In February, it went into bankruptcy. And the court appointed Brian Bash as Fair Finance’s trustee last month. In his first lawsuit  since then, he claims that Daniel Laikin got a $19 million loan from Fair Finance in 2002, with shaky collateral and no regular repayments.
And given that Laikin has been convicted of stock manipulation while he was head of National Lampoon, Bash wants to put a clamp on what collateral Laikin did post – a set of Hollywood properties.
Laikin was part of the close circle around the Indianapolis businessman Timothy Durham, who billed himself as one of the richest men in the world. 
If he was, the suit suggests where some of that money came from.  When Durham bought Fair Finance, the company “was a strong, viable, reputable company.”
 By 2009, it “had been utterly looted.”
Listener Comments:

If the Government had proven that this was a ponzi scheme, then all investors would be protected under the SIPC, which protects investors up to $500,000 if they lose money in securities because of fraud. The investments were considered securities and the maximum one could invest was $200,000. That means every investor should get 100% of their money back. One only wonders why did the government back out of pursuing charges against Fair Finance.

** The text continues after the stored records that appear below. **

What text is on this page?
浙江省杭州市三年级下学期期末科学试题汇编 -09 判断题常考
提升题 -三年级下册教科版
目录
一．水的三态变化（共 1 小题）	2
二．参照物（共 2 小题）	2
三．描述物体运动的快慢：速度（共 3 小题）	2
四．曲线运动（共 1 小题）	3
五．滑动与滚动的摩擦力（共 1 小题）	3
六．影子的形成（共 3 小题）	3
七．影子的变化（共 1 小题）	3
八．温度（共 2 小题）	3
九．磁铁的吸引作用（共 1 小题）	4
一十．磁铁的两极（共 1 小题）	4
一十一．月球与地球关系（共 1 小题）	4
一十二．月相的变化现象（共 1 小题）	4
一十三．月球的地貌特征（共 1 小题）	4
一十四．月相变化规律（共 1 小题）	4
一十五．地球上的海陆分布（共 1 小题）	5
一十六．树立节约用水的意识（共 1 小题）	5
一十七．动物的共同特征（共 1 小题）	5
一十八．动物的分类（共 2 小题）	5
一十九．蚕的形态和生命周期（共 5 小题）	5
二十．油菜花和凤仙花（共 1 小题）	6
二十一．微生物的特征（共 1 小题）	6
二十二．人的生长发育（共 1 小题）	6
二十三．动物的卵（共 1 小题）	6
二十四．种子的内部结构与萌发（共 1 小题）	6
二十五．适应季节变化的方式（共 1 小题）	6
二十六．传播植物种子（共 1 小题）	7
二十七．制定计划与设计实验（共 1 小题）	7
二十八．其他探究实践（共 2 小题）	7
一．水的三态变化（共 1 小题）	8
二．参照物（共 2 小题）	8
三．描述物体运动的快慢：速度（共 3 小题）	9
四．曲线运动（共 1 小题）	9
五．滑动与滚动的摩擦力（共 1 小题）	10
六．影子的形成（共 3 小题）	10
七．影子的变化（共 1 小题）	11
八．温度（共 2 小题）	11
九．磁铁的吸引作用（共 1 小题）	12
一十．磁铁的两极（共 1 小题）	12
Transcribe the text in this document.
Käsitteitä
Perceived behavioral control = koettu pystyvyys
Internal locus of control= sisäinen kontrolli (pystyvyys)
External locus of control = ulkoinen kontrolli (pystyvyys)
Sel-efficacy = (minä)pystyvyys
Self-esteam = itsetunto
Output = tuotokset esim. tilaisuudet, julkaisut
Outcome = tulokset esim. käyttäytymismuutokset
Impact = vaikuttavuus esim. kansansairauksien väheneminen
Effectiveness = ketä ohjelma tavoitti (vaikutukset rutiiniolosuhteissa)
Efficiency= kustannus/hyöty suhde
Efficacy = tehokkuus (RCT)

Posted by: pete (ohio) on April 30, 2010 5:20PM
The Fair Finance 200M PLUS dollars seem to be
spreading to many parts of the country. Involing
owners and board of directors. I hope that Fair Finance, Trustee Brian Bash reclaims as many of the investors assets possible.Also important in the investagation to secure supstantial evidence for ciminal charges for conviction and prison time.


Posted by: Frank D. Maggio (Wadsworth, Oh. 44281) on April 19, 2010 1:40PM
People should be asking why US Attorney Tim Morrison dropped a claim to assets alleging a ponzi scheme.

I think one reason for the lazy response by Ohio and US regulators is Tim Durham did not live in Ohio.